Aus der Schätzung der Volkswirte folgt damit, dass die EZB den Leitzins noch zweimal um jeweils einen Viertelprozentpunkt senken müsste, um das obere Ende der genannten Spanne zu erreichen. Aktuell liegt der Leitzins im Euroraum - der sogenannte Einlagensatz - bei 2,75 Prozent. Die EZB hatte ihn auf ihrer jüngsten Zinssitzung Ende Januar auf dieses Niveau nach unten gesetzt. Es war bereits die fünfte Zinslockerung, seit sie im Juni 2024 angesichts einer nachlassenden Inflation auf einen Zinssenkungskurs umgeschwenkt war. Lagarde signalisierte auf der Pressekonferenz nach dem Zinsbeschluss, dass die EZB ihren Zinssenkungskurs fortsetzen werde. Das nächste Zinstreffen der Währungshüter ist am 5. und 6. März.

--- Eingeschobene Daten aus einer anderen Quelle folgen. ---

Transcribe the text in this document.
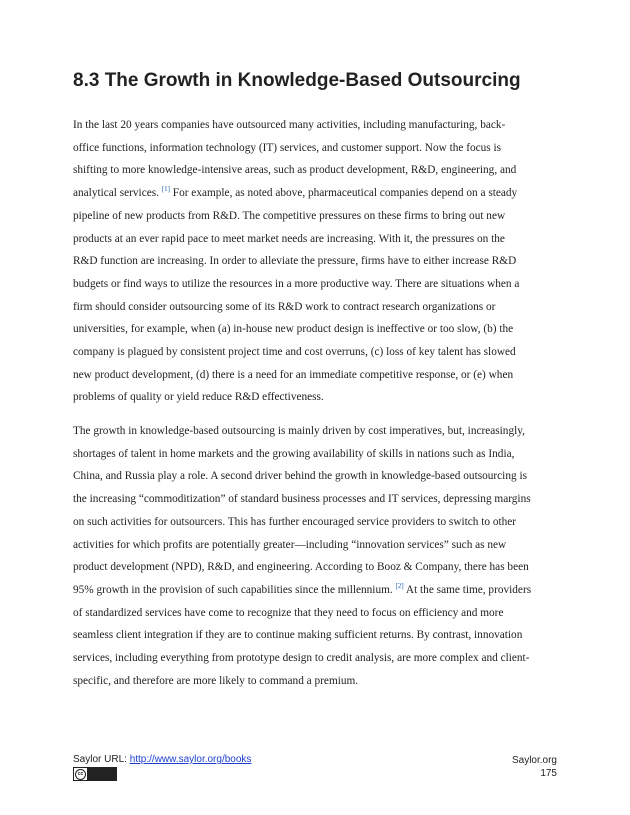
8.3 The Growth in Knowledge-Based Outsourcing

In the last 20 years companies have outsourced many activities, including manufacturing, back-
office functions, information technology (IT) services, and customer support. Now the focus is
shifting to more knowledge-intensive areas, such as product development, R&D, engineering, and
analytical services. [1] For example, as noted above, pharmaceutical companies depend on a steady
pipeline of new products from R&D. The competitive pressures on these firms to bring out new
products at an ever rapid pace to meet market needs are increasing. With it, the pressures on the
R&D function are increasing. In order to alleviate the pressure, firms have to either increase R&D
budgets or find ways to utilize the resources in a more productive way. There are situations when a
firm should consider outsourcing some of its R&D work to contract research organizations or
universities, for example, when (a) in-house new product design is ineffective or too slow, (b) the
company is plagued by consistent project time and cost overruns, (c) loss of key talent has slowed
new product development, (d) there is a need for an immediate competitive response, or (e) when
problems of quality or yield reduce R&D effectiveness.

The growth in knowledge-based outsourcing is mainly driven by cost imperatives, but, increasingly,
shortages of talent in home markets and the growing availability of skills in nations such as India,
China, and Russia play a role. A second driver behind the growth in knowledge-based outsourcing is
the increasing “commoditization” of standard business processes and IT services, depressing margins
on such activities for outsourcers. This has further encouraged service providers to switch to other
activities for which profits are potentially greater—including “innovation services” such as new
product development (NPD), R&D, and engineering. According to Booz & Company, there has been
95% growth in the provision of such capabilities since the millennium. [2] At the same time, providers
of standardized services have come to recognize that they need to focus on efficiency and more
seamless client integration if they are to continue making sufficient returns. By contrast, innovation
services, including everything from prototype design to credit analysis, are more complex and client-
specific, and therefore are more likely to command a premium.

Saylor URL: http://www.saylor.org/books
cc
Saylor.org
175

Der natürliche oder neutrale Zins - in der Fachwelt mit «r*» abgekürzt - ist eine theoretische Grösse, die nicht einfach von den aktuellen Wirtschaftsdaten ablesbar ist. Schätzungen beruhen zumeist zu einem grossen Teil auf Modellrechnungen. Die EZB-Ökonomen wiesen in ihrem Aufsatz darauf hin, dass Schätzungen des natürlichen oder neutralen Zinses Währungshütern zwar ergänzende Informationen für geldpolitische Entscheidungen bereitstellen und die Kommunikation unterstützen könnten. Sie lieferten aber keinen mechanischen Massstab für die Festlegung eines angemessenen geldpolitischen Kurses. «Die inhärenten Unsicherheiten sowie konzeptionelle Mängel begrenzen die Nützlichkeit der verfügbaren Schätzungen für den natürlichen Zins für das Vorgehen in der Geldpolitik in Echtzeit», schreiben die Autoren. Vor kurzem hatte sich bereits EZB-Chefvolkswirt Philip Lane gegen solche Interpretationen ausgesprochen.